There was a Balance to be maintained, and extinction was no way to serve it. But through meddling on both sides of the scale, human and shapeshifter alike had upset the order of things. It was within human nature to strive for more, but the Full Bloods needed to be above that. Humans built their structures, forged their metals, and eventually whittled their own numbers down through sheer stupidity and greed. The power within a Full Blood’s grasp was much greater, however, and needed to be guarded. It had to be preserved, not wielded. Once something so beautiful was forged into a weapon, the Full Bloods became no better than the strutting humans.

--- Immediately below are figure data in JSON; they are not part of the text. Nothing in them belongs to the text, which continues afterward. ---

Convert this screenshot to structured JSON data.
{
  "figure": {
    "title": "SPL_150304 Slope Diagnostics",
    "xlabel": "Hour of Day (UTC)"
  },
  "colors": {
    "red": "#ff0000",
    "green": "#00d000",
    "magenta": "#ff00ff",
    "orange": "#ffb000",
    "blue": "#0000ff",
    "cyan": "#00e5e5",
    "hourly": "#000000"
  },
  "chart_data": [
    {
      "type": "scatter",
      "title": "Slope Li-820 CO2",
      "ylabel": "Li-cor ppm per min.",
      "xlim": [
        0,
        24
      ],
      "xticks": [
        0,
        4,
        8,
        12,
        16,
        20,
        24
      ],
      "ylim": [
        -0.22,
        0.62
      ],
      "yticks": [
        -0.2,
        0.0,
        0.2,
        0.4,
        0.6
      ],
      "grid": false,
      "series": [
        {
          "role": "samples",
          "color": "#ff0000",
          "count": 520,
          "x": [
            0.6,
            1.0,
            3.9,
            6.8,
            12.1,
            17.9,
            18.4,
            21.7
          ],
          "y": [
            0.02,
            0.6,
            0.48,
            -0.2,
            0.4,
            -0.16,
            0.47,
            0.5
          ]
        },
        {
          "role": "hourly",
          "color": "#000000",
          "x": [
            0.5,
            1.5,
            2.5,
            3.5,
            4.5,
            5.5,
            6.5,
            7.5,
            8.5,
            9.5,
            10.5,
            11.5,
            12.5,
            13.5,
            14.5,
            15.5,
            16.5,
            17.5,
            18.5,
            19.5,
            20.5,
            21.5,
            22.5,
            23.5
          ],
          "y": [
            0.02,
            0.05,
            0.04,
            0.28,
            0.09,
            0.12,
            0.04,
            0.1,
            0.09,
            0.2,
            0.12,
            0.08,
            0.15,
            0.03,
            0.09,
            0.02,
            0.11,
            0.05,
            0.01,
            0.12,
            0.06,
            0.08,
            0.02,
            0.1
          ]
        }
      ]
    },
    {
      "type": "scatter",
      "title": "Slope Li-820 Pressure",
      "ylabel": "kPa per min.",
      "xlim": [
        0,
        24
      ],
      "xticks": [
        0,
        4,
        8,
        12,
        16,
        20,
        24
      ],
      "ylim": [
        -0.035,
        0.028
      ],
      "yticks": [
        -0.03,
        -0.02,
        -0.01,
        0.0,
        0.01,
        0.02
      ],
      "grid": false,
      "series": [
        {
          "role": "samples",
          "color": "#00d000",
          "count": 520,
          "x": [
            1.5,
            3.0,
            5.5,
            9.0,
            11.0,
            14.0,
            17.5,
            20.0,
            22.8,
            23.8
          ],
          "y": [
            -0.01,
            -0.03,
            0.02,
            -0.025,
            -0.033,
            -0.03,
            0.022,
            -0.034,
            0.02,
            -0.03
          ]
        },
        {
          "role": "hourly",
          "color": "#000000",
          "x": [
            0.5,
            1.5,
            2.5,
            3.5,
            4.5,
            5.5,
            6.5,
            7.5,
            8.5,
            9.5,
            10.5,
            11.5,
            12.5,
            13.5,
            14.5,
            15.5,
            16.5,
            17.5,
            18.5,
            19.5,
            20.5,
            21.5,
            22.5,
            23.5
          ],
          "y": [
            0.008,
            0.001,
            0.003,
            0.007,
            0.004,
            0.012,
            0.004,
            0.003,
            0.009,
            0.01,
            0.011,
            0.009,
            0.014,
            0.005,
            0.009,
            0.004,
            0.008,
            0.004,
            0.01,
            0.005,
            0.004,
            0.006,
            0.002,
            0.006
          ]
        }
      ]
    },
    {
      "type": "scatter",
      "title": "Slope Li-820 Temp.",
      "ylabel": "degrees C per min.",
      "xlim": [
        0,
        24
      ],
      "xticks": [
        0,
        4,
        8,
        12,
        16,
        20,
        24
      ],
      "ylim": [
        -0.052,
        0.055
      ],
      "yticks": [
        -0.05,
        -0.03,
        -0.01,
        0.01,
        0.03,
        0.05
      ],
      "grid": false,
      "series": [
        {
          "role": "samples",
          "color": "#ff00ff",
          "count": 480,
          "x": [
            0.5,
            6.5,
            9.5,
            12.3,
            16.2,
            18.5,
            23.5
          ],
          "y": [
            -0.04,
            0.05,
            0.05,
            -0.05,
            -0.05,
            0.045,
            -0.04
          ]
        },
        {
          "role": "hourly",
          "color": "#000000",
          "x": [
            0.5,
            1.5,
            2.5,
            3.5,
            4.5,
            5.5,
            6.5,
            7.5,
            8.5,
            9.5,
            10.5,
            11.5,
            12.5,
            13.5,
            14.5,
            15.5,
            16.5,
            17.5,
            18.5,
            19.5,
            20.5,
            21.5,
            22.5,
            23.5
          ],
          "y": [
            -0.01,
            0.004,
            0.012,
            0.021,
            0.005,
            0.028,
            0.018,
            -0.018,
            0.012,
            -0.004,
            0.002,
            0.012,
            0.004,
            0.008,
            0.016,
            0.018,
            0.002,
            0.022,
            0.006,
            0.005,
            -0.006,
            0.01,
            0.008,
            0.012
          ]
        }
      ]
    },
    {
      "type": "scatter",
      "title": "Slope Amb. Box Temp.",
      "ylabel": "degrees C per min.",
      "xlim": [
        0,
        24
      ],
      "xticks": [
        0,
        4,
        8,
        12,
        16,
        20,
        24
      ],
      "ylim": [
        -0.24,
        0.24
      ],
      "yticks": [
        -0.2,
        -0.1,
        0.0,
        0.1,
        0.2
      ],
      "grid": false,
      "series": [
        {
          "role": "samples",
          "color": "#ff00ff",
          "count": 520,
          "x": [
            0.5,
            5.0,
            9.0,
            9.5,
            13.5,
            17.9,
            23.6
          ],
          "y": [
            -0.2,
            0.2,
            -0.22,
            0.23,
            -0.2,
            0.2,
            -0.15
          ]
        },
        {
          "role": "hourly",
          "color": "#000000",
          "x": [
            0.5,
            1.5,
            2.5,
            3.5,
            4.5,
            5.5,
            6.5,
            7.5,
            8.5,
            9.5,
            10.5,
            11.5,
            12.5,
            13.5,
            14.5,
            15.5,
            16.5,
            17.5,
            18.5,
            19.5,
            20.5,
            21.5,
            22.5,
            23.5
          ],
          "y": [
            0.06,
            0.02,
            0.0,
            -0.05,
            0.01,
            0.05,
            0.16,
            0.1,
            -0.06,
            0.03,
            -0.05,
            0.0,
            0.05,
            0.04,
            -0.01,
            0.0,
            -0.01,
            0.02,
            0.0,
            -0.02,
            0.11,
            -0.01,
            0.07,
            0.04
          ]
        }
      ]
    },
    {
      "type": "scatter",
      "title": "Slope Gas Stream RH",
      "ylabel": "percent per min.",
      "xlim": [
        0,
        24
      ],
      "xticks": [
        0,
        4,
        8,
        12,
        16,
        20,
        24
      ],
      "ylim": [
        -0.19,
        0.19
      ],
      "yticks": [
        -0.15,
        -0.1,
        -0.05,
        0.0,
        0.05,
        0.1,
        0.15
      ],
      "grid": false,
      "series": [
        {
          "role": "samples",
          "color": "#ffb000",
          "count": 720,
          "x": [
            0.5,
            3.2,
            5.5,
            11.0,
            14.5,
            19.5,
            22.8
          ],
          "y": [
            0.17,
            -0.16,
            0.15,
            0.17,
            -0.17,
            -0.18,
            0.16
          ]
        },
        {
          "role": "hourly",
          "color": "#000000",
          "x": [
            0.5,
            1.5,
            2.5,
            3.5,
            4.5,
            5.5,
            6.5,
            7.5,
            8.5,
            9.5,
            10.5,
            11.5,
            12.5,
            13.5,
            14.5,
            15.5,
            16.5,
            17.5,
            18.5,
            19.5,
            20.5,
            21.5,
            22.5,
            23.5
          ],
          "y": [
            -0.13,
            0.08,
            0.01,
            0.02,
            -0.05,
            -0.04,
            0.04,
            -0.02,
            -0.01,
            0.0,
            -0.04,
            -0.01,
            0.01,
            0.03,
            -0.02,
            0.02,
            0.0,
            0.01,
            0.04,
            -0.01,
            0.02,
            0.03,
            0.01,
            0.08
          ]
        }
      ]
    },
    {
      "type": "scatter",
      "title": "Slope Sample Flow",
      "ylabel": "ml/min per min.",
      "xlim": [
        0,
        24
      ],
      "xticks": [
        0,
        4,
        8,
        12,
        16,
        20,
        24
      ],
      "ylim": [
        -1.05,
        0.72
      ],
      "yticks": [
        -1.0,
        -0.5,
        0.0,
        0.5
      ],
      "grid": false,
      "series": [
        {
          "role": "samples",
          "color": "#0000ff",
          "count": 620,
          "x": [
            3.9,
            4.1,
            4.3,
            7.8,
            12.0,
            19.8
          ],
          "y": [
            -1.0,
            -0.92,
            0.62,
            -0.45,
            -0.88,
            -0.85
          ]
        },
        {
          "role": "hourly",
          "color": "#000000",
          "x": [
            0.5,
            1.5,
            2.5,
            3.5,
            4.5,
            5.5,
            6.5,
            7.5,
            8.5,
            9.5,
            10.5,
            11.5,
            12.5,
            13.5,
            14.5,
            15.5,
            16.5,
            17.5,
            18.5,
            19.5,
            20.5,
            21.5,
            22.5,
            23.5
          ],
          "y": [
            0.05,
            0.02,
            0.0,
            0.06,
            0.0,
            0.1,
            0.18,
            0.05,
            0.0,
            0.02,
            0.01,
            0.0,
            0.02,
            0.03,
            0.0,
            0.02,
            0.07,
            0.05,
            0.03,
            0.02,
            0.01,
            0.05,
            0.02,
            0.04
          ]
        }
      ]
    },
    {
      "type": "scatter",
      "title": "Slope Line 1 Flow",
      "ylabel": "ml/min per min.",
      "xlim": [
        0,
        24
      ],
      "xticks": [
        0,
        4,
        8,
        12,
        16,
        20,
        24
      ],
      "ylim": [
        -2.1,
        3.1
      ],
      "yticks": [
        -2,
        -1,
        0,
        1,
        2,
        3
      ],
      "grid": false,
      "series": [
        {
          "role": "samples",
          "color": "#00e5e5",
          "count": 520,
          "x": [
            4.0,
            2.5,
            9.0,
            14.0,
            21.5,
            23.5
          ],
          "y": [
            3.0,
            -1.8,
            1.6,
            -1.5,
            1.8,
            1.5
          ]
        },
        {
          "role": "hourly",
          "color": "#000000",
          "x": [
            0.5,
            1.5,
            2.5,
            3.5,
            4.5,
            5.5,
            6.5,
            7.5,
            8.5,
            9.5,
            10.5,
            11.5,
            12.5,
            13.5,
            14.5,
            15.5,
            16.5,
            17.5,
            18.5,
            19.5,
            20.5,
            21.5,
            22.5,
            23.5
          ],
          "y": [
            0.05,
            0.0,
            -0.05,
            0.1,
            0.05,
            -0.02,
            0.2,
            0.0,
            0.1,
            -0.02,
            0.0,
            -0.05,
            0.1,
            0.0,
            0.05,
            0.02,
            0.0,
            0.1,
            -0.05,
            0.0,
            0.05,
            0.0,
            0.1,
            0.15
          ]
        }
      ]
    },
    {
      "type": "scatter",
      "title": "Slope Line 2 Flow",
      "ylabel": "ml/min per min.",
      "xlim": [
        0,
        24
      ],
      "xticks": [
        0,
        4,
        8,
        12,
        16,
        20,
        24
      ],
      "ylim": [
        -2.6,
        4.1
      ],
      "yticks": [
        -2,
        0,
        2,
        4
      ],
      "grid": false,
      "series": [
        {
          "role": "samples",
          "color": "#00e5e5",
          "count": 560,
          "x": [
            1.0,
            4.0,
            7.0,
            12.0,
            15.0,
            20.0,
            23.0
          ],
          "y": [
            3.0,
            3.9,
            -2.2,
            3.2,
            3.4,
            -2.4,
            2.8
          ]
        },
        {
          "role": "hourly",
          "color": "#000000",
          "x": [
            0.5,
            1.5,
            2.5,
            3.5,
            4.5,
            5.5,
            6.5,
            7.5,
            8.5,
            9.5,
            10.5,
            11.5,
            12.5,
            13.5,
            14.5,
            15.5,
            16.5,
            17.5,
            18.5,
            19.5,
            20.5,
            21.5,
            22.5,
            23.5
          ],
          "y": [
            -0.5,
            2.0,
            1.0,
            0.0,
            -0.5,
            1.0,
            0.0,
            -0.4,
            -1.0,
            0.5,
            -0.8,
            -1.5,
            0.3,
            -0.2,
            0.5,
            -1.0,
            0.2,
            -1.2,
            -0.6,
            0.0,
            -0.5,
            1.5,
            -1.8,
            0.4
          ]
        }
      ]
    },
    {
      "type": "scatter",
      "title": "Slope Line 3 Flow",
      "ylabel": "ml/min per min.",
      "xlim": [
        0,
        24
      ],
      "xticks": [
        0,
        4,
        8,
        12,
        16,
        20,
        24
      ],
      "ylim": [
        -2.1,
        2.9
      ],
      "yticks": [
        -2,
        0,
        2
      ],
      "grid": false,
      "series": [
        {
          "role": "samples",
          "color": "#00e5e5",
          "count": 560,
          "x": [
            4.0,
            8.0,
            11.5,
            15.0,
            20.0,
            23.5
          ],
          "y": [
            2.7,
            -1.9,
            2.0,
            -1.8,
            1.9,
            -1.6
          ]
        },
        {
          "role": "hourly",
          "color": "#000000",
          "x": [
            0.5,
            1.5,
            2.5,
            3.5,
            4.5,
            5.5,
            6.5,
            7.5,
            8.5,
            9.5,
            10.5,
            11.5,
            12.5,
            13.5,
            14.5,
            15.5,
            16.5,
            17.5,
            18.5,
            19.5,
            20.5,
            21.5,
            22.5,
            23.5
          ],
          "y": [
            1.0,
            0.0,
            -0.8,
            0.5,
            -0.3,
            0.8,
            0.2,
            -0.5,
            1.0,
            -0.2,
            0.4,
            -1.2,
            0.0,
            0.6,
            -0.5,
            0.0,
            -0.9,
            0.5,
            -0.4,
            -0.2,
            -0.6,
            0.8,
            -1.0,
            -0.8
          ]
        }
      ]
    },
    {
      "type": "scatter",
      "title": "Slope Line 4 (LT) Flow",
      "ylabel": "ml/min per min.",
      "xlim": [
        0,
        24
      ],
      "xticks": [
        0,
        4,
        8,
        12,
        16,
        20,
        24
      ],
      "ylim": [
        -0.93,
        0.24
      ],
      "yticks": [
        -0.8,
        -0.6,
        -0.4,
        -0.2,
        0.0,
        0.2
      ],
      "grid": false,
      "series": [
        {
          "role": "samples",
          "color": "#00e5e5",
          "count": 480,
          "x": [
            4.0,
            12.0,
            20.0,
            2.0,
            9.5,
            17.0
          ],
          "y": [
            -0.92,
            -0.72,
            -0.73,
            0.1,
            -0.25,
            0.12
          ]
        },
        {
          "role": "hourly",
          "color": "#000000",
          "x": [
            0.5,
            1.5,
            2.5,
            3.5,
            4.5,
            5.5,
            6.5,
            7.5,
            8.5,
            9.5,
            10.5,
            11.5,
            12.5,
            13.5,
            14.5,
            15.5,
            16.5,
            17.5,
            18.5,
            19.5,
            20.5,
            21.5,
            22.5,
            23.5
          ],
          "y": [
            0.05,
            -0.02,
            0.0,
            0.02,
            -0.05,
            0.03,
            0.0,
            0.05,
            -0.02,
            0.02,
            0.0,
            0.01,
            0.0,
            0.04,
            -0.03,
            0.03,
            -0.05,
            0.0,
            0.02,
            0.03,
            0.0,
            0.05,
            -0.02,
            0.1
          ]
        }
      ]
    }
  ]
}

Randolph covered another few miles in an easy, loping stride. He found another plane wreck he’d smelled a while ago, as well as a line of cars that had crashed into each other along a stretch of highway. Judging by the bones and flaking bloodstains on the cars, most of the drivers had been attacked by Half Breeds rather than turned into them. More than likely the people in the cars, distracted by the wreckage, had slammed into each other. Even after their world had crumbled, mankind could still find a way to shame itself.

Doing his best to filter out the stink of dead flesh and rusted steel, Randolph shrugged the makeshift sling to a more secure spot over his shoulder. As soon as he felt the slight weight of the torn wing against his back, he quickened his pace into a run that would make him almost impossible for mortal eyes to spot.

Extinction had already sunk its teeth into the living things of this land. The only question was if it was to be a quick or slow process.